Post by GengyangCai » Wed Dec 21, 2016 5:40 am


I am a newbie here. From Singapore ... studied electrical engineering(Bachelors) at Northwestern University for around 7 years but dropped out of school a few times due to depression, suicidal ideation and lack of motivation and got my student visa denied the last time I reapplied back about 5 years ago. Now I am stuck in Singapore . Started reading up on Paul Graham's work and reading his book "Ansi Common Lisp" ... Plan is to build a great Lisp startup that has lots of users and turns into a very successful software company like Google and Facebook and use this as a platform to hopefully emigrate to United States where I can raise a family. (the best country in the world with the most powerful technologies). Users are the main thing that will decide whether a startup will succeed like Google or tank like Pets.com ... My dream is to build a great startup like Google and Facebook that tons of users love


Posts: 133
Joined: Mon Jul 11, 2011 2:53 pm

Re: Learning Lisp

Post by sylwester » Sun Dec 25, 2016 2:28 pm

Learning by doing. Pick up a book if you have no idea where to start, but be sure to make subtle changes in the examples and try out stuff since that is how you learn.

Common Lisp resources:
Land of Lisp (I love this one, but it's not free)
Practical Common Lisp (Love this one too, use the loop chapter as reference)
The roots of lisp (I love this essay by Paul Graham, but it might be best to read after you know a little)

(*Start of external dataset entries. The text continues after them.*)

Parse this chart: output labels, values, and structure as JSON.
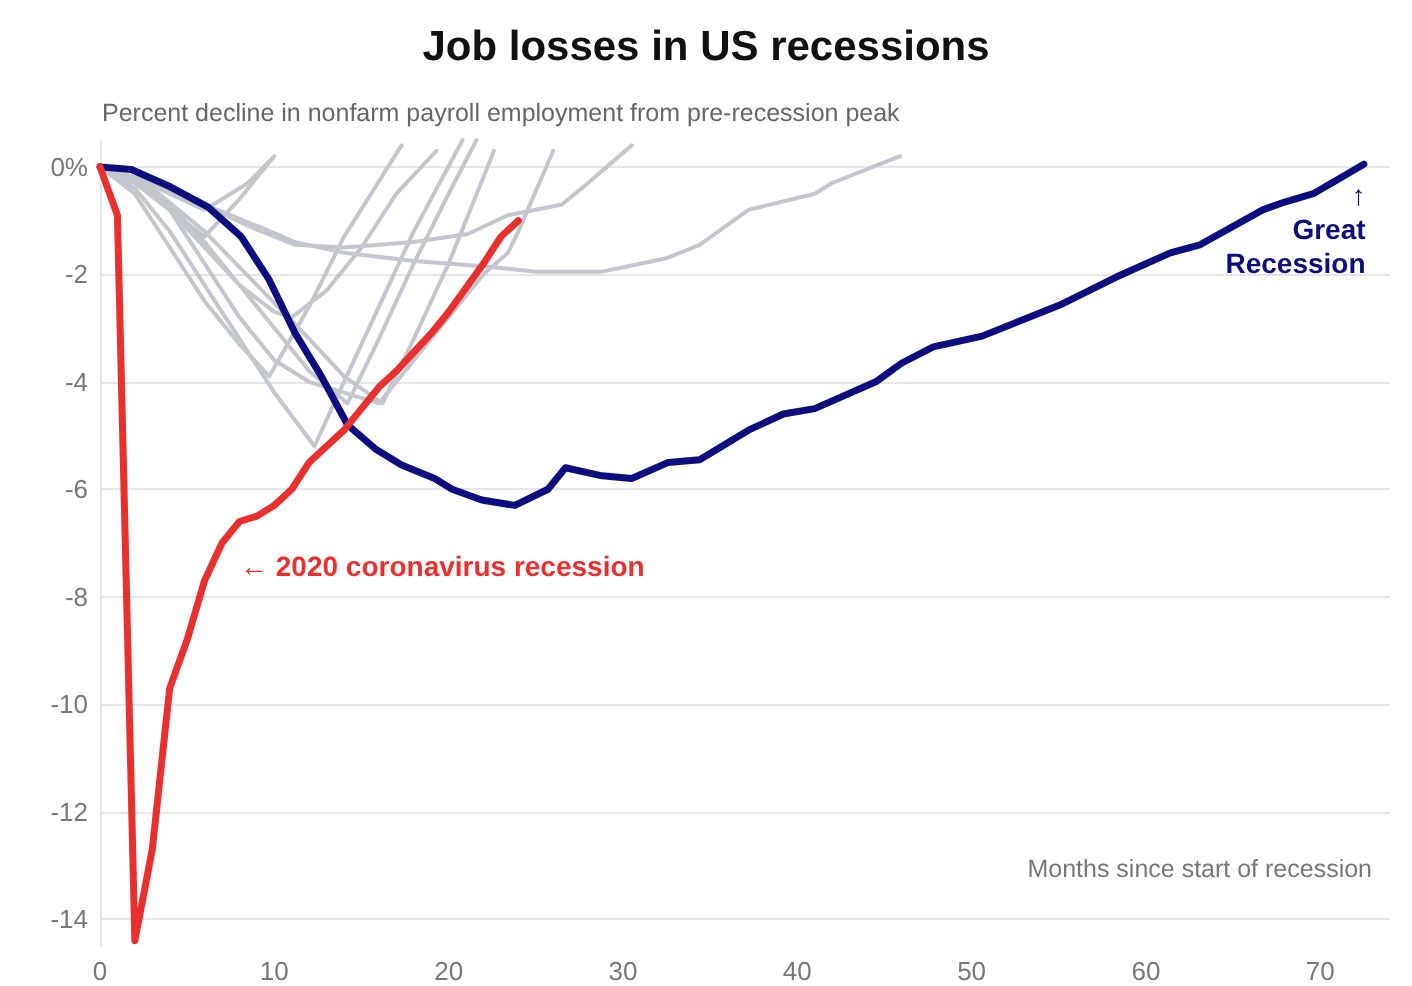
{
  "chart_data": {
    "type": "line",
    "title": "Job losses in US recessions",
    "subtitle": "Percent decline in nonfarm payroll employment from pre-recession peak",
    "xlabel": "Months since start of recession",
    "xlim": [
      0,
      74
    ],
    "xticks": [
      0,
      10,
      20,
      30,
      40,
      50,
      60,
      70
    ],
    "ylim": [
      -14.5,
      0.5
    ],
    "yticks": [
      {
        "value": 0,
        "label": "0%"
      },
      -2,
      -4,
      -6,
      -8,
      -10,
      -12,
      -14
    ],
    "grid": "y",
    "marker": "none",
    "line_style": "solid",
    "series": [
      {
        "color": "#c3c6cc",
        "x": [
          0,
          2,
          4,
          6,
          8,
          10
        ],
        "values": [
          0,
          -0.3,
          -0.8,
          -1.3,
          -0.6,
          0.2
        ]
      },
      {
        "color": "#c3c6cc",
        "x": [
          0,
          2,
          4,
          6,
          8.5,
          9.7
        ],
        "values": [
          0,
          -0.2,
          -0.5,
          -0.8,
          -0.3,
          0.1
        ]
      },
      {
        "color": "#c3c6cc",
        "x": [
          0,
          2,
          4,
          6,
          8,
          10,
          12,
          14,
          16,
          18,
          20,
          22,
          23.4,
          24,
          26
        ],
        "values": [
          0,
          -0.2,
          -0.8,
          -1.8,
          -2.8,
          -3.6,
          -4.0,
          -4.2,
          -4.4,
          -3.6,
          -2.8,
          -2.0,
          -1.6,
          -1.2,
          0.3
        ]
      },
      {
        "color": "#c3c6cc",
        "x": [
          0,
          2,
          4,
          6,
          8,
          10,
          12.3,
          14,
          16,
          18,
          20.8
        ],
        "values": [
          0,
          -0.4,
          -1.2,
          -2.2,
          -3.2,
          -4.2,
          -5.2,
          -4.0,
          -2.6,
          -1.2,
          0.5
        ]
      },
      {
        "color": "#c3c6cc",
        "x": [
          0,
          2,
          4,
          6,
          8,
          9.7,
          12,
          14,
          17.3
        ],
        "values": [
          0,
          -0.5,
          -1.5,
          -2.5,
          -3.3,
          -3.9,
          -2.6,
          -1.3,
          0.4
        ]
      },
      {
        "color": "#c3c6cc",
        "x": [
          0,
          2,
          4,
          6,
          8,
          10,
          12,
          14.2,
          16,
          18,
          20,
          21.6
        ],
        "values": [
          0,
          -0.2,
          -0.7,
          -1.4,
          -2.2,
          -3.0,
          -3.8,
          -4.4,
          -3.2,
          -1.8,
          -0.5,
          0.5
        ]
      },
      {
        "color": "#c3c6cc",
        "x": [
          0,
          3,
          6,
          9,
          12,
          14,
          16.2,
          18,
          20,
          22.6
        ],
        "values": [
          0,
          -0.4,
          -1.2,
          -2.2,
          -3.2,
          -3.9,
          -4.4,
          -3.2,
          -1.8,
          0.3
        ]
      },
      {
        "color": "#c3c6cc",
        "x": [
          0,
          2,
          4,
          6,
          8,
          10,
          11,
          13,
          15,
          17,
          19.3
        ],
        "values": [
          0,
          -0.3,
          -0.8,
          -1.5,
          -2.2,
          -2.7,
          -2.8,
          -2.3,
          -1.5,
          -0.5,
          0.3
        ]
      },
      {
        "color": "#c3c6cc",
        "x": [
          0,
          3,
          6,
          8.5,
          11.2,
          14,
          18,
          21.1,
          23.4,
          26.5,
          28,
          30.5
        ],
        "values": [
          0,
          -0.3,
          -0.7,
          -1.1,
          -1.45,
          -1.5,
          -1.4,
          -1.25,
          -0.9,
          -0.7,
          -0.3,
          0.4
        ]
      },
      {
        "color": "#c3c6cc",
        "x": [
          0,
          3,
          6,
          9,
          11.2,
          14,
          18,
          22,
          25,
          28.8,
          30.3,
          32.5,
          34.4,
          37.2,
          41,
          42,
          45.9
        ],
        "values": [
          0,
          -0.3,
          -0.7,
          -1.1,
          -1.4,
          -1.6,
          -1.75,
          -1.85,
          -1.95,
          -1.95,
          -1.85,
          -1.7,
          -1.45,
          -0.8,
          -0.5,
          -0.3,
          0.2
        ]
      },
      {
        "color": "#0d0d80",
        "x": [
          0,
          1.8,
          3.9,
          6.2,
          8.1,
          9.7,
          11.2,
          12.7,
          14.2,
          15.8,
          17.3,
          19.2,
          20.2,
          21.9,
          23.8,
          25.7,
          26.7,
          28.8,
          30.5,
          32.6,
          34.4,
          37.2,
          39.2,
          41,
          44.5,
          46,
          47.8,
          50.6,
          55.2,
          58.3,
          61.4,
          63.1,
          66.7,
          68,
          69.6,
          72.5
        ],
        "values": [
          0,
          -0.05,
          -0.35,
          -0.75,
          -1.3,
          -2.1,
          -3.1,
          -3.9,
          -4.8,
          -5.25,
          -5.55,
          -5.8,
          -6.0,
          -6.2,
          -6.3,
          -6.0,
          -5.6,
          -5.75,
          -5.8,
          -5.5,
          -5.45,
          -4.9,
          -4.6,
          -4.5,
          -4.0,
          -3.65,
          -3.35,
          -3.15,
          -2.55,
          -2.05,
          -1.6,
          -1.45,
          -0.8,
          -0.65,
          -0.5,
          0.05
        ]
      },
      {
        "color": "#e8302f",
        "x": [
          0,
          1,
          2,
          3,
          4,
          5,
          6,
          7,
          8,
          9,
          10,
          11,
          12,
          13,
          14,
          15,
          16,
          17,
          18,
          19,
          20,
          21,
          22,
          23,
          24
        ],
        "values": [
          0,
          -0.9,
          -14.4,
          -12.7,
          -9.7,
          -8.8,
          -7.7,
          -7.0,
          -6.6,
          -6.5,
          -6.3,
          -6.0,
          -5.5,
          -5.2,
          -4.9,
          -4.5,
          -4.1,
          -3.8,
          -3.45,
          -3.1,
          -2.7,
          -2.25,
          -1.8,
          -1.3,
          -1.0
        ]
      }
    ],
    "annotations": [
      "← 2020 coronavirus recession",
      {
        "text": "↑\nGreat\nRecession",
        "x": 72.6,
        "y": -0.2
      }
    ]
  }
}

SICP videos (for older version, but still good way to learn the fundamentals)
SICP book (newer edition than the video, but not the latest. Still good though)
How to design programs (actually for Racket)
The little Schemer (not free)

Now if you already know how to program it's most likely an algol language and since a new algol language have many syntactic similairies with the old you are not learning a new language but a new dialect of one you already know. Your first lisp would be different, but the second lisp will have a lot similarities with the first. Be patient with your first lisp since there are fewer assimilations you can do.
I'm the author of two useless languages that uses BF as target machine.